TicTacToe with Reinforcement Learning
DeepQ version uses a true NN QTable version uses a Qtable rather than a NN
DeepQ version:
It knows nothing about the game except what a legal move is. It learns by playing games against itself.
At the beginning you select T for train and give it a number of training games to run. If you choose T for training: you then can Train a new model, Load an existing model, or Load existing and Train it some more.
Two 'bots play against each other and both learn. The bot playing O has a bit of knowledge built in (it checks to see if it can win on this move or if it needs to block on this move to prevent an X win). I added that to enhance the training of the X bot. After training is done, the model weights are saved and can be reloaded if you wish... more training can be done or you can play vs. the X bot.
After training, you can use the S command to dump the list of games it played through. I used this in testing as I found that without a lot of randomness added, the games would quickly converge and the bots would get locked into playing the same game over and over again. It's still that way, but really there's only so many ways to play TTT.

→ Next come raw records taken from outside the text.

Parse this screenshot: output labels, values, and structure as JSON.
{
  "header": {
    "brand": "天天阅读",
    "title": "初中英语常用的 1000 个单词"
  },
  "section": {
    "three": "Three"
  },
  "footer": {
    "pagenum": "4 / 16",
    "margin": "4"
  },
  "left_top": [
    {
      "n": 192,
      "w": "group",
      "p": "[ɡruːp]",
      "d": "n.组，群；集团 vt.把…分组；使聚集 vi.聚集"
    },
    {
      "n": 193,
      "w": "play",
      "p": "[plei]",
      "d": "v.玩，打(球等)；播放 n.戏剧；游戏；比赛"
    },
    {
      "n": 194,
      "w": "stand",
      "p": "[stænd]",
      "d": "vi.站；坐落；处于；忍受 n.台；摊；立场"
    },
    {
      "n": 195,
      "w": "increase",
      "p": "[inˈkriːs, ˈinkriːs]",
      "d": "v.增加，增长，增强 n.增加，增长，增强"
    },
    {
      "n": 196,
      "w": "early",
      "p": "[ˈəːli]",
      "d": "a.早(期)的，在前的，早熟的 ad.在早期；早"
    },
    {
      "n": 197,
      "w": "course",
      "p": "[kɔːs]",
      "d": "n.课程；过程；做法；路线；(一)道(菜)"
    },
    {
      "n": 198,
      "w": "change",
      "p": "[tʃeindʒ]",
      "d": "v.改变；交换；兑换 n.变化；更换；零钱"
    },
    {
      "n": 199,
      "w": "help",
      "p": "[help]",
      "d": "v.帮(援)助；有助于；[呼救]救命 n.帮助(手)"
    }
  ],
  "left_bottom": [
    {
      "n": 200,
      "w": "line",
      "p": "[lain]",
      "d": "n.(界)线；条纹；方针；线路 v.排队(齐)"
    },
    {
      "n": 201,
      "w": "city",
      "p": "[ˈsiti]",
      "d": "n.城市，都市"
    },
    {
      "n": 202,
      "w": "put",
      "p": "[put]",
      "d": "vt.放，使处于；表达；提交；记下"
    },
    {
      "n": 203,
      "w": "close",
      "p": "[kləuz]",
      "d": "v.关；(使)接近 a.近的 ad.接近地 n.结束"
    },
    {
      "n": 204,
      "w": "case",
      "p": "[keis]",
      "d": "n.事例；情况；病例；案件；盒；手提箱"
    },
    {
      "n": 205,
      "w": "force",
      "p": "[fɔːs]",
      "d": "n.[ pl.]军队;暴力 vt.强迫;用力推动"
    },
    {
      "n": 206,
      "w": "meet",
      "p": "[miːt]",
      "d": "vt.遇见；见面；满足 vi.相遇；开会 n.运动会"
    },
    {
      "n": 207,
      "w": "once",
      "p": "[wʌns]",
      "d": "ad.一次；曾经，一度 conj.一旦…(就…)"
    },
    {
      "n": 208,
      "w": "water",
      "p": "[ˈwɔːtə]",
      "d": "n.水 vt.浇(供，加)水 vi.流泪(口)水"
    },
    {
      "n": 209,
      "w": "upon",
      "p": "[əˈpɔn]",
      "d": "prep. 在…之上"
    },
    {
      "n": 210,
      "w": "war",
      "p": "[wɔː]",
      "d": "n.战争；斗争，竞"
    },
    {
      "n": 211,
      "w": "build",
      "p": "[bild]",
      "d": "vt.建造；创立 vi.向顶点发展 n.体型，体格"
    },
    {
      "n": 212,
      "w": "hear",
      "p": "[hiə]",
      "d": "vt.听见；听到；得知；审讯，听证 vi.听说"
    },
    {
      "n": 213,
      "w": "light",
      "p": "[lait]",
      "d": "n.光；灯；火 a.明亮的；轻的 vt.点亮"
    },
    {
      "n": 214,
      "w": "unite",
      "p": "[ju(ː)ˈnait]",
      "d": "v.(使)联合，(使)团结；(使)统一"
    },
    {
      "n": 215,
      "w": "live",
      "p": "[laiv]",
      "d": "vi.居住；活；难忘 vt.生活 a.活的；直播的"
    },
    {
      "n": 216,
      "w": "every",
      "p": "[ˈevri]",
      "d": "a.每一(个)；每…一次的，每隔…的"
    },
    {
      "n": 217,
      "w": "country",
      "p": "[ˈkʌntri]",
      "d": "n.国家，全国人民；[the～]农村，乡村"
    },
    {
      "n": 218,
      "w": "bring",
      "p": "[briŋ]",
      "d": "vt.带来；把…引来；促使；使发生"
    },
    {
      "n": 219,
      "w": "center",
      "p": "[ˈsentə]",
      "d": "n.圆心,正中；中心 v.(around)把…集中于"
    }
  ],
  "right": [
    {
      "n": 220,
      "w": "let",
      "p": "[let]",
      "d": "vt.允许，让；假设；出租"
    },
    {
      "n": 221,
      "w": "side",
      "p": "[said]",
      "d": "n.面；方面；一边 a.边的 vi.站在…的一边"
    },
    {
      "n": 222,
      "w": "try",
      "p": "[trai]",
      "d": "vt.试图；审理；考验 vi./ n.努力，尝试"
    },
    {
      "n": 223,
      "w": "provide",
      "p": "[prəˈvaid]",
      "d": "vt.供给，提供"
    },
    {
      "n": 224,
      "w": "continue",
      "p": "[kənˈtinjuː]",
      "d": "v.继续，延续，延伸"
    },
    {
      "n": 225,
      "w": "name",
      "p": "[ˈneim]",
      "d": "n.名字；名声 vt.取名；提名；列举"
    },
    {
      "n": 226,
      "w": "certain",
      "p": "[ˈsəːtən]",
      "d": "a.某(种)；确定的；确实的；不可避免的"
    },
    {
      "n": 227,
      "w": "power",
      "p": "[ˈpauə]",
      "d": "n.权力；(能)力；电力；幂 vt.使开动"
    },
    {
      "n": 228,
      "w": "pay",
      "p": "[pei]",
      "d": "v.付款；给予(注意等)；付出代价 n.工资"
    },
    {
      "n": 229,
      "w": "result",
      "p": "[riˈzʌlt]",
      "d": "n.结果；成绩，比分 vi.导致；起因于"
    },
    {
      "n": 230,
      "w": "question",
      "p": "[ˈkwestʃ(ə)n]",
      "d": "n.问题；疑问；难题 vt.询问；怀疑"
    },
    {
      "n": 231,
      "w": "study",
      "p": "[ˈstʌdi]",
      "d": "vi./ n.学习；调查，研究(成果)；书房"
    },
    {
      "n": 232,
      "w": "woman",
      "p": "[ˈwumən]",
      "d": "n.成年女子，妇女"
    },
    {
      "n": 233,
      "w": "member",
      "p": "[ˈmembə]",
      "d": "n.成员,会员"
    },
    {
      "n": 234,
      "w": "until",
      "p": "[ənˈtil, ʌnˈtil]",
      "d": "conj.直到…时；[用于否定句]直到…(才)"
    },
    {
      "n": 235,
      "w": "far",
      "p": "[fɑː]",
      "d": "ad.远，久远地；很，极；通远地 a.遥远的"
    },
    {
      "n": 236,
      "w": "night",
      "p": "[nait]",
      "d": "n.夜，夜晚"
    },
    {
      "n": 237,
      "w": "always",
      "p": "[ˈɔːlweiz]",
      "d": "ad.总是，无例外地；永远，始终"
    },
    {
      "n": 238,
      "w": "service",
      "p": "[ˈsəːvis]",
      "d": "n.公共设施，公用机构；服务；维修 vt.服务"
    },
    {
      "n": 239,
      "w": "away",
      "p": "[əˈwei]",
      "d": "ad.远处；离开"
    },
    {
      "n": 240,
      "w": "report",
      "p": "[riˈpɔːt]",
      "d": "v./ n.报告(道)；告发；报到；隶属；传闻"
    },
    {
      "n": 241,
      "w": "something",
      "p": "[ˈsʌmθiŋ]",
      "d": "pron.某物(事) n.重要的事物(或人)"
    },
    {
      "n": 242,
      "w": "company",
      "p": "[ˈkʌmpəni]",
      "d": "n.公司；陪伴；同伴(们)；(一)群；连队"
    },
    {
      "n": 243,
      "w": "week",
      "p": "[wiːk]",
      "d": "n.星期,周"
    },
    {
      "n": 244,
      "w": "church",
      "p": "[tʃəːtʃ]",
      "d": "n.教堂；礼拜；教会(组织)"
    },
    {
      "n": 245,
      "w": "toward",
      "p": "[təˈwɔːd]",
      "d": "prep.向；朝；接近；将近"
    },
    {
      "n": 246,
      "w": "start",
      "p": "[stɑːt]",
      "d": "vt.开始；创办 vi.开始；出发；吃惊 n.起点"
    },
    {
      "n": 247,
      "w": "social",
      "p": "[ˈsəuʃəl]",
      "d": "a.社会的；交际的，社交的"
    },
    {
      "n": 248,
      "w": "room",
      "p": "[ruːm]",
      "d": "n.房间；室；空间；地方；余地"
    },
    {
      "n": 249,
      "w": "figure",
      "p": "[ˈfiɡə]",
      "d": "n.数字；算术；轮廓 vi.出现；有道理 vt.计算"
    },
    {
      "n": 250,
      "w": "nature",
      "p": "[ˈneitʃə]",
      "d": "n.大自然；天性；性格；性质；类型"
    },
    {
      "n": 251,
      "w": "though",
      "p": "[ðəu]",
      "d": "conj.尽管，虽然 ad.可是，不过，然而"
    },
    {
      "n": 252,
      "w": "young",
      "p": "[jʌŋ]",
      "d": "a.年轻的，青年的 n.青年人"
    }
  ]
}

The training loop basically plays a game, and assigns rewards based on outcome. The rewards are propagated back through the moves leading to the outcome, but discounted for each move back in history. The game is then inserted into a buffer. Games are added to the buffer until we reach a certain batch size, then the buffer is randomly sampled and the sample is used for training the neural network model. In this way the play starts randomly until the network training reaches a certain point and the NN takes over. This happens gradually using a parameter called epsilon - using the epsilon-greedy method... play is divided between random and NN driven based on the value of epsilon, which decays over time to a small number (0.01) so 1% - 100% of play is random during training to help explore the game space and not get too locked in.